Me explota el corazón. Otra descripción no cabe. La vida y obra de Maradona atravesó mi infancia. Literal. Me marcó el alma. Aprendí a leer con la revista El Gráfico y los informes de sus partidos en el Nápoles. Mundial México 1986…felicidad total. Argentina gritó campeón del mundo por segunda vez en su historia. Sin embargo, en casa, ahí en el Barrio Los Ceibos, en el corazón de San José, levantamos la Copa de la Felicidad. Mi viejo, el Miguelo, recuperó su sonrisa. Encontré en aquel mes de junio un rostro totalmente desconocido. Radiante. Me acerqué y conocí a un papá que cambió cataratas de lágrimas por sonrisas. Un año antes, había fallecido mi vieja tras luchar con cáncer terminal que la maltrató durante largos años. Cursaba segundo grado y por obra y arte de Diego Armando, en el seno de mi familia volvió la luz. Inexplicable pero real. Eso generó el Pelusa en mi vida: un amor incondicional, el cual me permitió tener una conexión única con mi viejo. Eterna.
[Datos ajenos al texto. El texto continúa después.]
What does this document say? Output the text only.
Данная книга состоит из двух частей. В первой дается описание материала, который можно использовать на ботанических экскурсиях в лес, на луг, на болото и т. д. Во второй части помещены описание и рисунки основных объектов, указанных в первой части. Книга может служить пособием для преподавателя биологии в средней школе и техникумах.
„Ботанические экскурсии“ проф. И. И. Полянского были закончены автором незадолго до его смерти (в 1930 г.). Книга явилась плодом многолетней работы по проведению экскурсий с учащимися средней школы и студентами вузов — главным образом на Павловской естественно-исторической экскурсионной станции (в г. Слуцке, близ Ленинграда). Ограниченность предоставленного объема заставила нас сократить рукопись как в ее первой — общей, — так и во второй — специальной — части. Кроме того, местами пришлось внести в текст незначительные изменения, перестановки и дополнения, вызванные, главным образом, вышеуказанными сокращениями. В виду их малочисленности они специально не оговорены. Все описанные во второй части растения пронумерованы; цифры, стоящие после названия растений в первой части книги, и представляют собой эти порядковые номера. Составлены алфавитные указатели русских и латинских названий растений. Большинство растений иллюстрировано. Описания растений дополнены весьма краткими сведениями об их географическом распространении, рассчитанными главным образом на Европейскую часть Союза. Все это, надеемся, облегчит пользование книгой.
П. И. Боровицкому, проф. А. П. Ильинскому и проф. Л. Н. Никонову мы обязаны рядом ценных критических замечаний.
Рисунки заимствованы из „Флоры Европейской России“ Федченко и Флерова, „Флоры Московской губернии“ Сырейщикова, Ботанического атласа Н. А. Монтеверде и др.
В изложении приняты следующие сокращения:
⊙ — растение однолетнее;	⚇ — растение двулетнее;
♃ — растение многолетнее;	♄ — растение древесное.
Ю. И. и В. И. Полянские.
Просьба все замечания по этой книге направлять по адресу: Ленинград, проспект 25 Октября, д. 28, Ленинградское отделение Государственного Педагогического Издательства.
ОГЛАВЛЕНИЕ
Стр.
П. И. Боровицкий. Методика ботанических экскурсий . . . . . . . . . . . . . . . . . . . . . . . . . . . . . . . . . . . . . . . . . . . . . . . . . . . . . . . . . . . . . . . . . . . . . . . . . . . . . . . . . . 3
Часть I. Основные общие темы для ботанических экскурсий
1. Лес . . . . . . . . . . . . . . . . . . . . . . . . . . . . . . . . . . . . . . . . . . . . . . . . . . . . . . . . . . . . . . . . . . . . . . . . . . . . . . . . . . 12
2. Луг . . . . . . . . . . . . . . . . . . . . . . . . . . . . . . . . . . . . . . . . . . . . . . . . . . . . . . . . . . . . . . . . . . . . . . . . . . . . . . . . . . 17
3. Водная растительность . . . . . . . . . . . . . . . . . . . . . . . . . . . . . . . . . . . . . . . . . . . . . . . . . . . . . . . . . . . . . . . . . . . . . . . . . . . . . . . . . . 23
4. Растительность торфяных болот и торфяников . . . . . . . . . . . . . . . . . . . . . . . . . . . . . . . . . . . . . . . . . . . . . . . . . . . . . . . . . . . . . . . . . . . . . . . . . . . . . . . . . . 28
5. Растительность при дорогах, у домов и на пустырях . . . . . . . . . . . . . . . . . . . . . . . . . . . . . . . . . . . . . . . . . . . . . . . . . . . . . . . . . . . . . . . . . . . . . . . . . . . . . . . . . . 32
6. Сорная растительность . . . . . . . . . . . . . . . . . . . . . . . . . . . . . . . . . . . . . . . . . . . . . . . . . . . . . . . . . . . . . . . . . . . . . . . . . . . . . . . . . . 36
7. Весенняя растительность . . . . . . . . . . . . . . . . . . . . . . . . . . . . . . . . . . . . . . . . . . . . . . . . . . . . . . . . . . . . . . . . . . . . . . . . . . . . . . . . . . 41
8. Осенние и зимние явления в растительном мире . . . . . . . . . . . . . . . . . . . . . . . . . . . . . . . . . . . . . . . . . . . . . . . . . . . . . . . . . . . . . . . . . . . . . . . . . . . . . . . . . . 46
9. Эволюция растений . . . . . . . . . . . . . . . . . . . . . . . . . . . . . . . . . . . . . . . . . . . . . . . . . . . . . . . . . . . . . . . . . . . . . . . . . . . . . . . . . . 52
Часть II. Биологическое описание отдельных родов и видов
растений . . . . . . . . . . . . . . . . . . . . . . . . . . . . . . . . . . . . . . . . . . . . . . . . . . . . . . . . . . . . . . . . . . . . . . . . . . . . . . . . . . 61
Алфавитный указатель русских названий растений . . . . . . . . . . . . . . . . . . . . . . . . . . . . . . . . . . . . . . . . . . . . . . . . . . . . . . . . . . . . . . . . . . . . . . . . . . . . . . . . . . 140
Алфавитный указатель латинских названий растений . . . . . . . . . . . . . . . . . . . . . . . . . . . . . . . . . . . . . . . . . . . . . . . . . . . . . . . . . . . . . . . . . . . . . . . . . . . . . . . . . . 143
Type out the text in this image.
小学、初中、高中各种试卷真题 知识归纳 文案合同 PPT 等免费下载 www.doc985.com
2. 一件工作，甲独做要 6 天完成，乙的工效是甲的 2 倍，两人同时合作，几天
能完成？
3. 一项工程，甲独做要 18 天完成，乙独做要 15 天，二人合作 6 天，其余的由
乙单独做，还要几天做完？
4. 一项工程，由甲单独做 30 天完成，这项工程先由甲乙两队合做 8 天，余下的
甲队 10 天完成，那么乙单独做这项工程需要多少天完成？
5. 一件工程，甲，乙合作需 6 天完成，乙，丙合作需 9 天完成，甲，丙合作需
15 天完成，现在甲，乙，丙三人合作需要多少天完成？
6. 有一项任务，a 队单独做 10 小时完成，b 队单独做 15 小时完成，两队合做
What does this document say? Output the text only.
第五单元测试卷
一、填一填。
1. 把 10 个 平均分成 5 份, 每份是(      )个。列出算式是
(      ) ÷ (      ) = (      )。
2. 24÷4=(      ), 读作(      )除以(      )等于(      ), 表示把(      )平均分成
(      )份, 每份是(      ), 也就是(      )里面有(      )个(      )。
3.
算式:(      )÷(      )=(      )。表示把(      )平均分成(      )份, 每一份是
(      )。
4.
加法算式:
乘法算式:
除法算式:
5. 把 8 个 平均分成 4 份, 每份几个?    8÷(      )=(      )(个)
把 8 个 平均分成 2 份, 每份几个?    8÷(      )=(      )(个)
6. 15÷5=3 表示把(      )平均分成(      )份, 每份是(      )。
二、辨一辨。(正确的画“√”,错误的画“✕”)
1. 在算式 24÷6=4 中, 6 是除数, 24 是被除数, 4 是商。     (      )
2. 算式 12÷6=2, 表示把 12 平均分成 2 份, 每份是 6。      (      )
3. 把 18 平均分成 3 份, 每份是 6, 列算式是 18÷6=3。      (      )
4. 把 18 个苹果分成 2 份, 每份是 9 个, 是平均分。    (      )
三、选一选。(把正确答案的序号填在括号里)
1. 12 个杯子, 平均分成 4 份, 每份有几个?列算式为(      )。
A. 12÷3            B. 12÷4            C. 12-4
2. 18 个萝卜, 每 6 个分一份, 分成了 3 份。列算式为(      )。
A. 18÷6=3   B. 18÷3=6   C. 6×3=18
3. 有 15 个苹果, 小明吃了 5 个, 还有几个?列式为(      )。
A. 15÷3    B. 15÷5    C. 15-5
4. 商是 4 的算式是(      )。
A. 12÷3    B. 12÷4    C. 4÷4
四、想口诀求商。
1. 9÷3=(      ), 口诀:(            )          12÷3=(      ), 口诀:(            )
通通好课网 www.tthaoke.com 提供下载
Aprendí a usar una videocasetera JVC grabando sus goles en el noticiero. Escuché durante miles de noches, relatos de Víctor Hugo de partidos del 10 en casettes TDK. Revistas, diarios, libros, figuritas y pilchas de Maradona por doquier. Un estilo de vida.
Cometió errores en la vida como todos, en lo personal y en lo deportivo. Jamás lo juzgué. No tengo porqué. Y si algún día lo hiciera, sería imposible. Qué le puedo cuestionar al tipo que con una zurda mágica, un corazón rebelde y una pelota de fútbol, me regaló el primer abrazo y la primera sonrisa de mi papá. Ese momento y el nacimiento de Agustina, los goles más importantes de mi vida.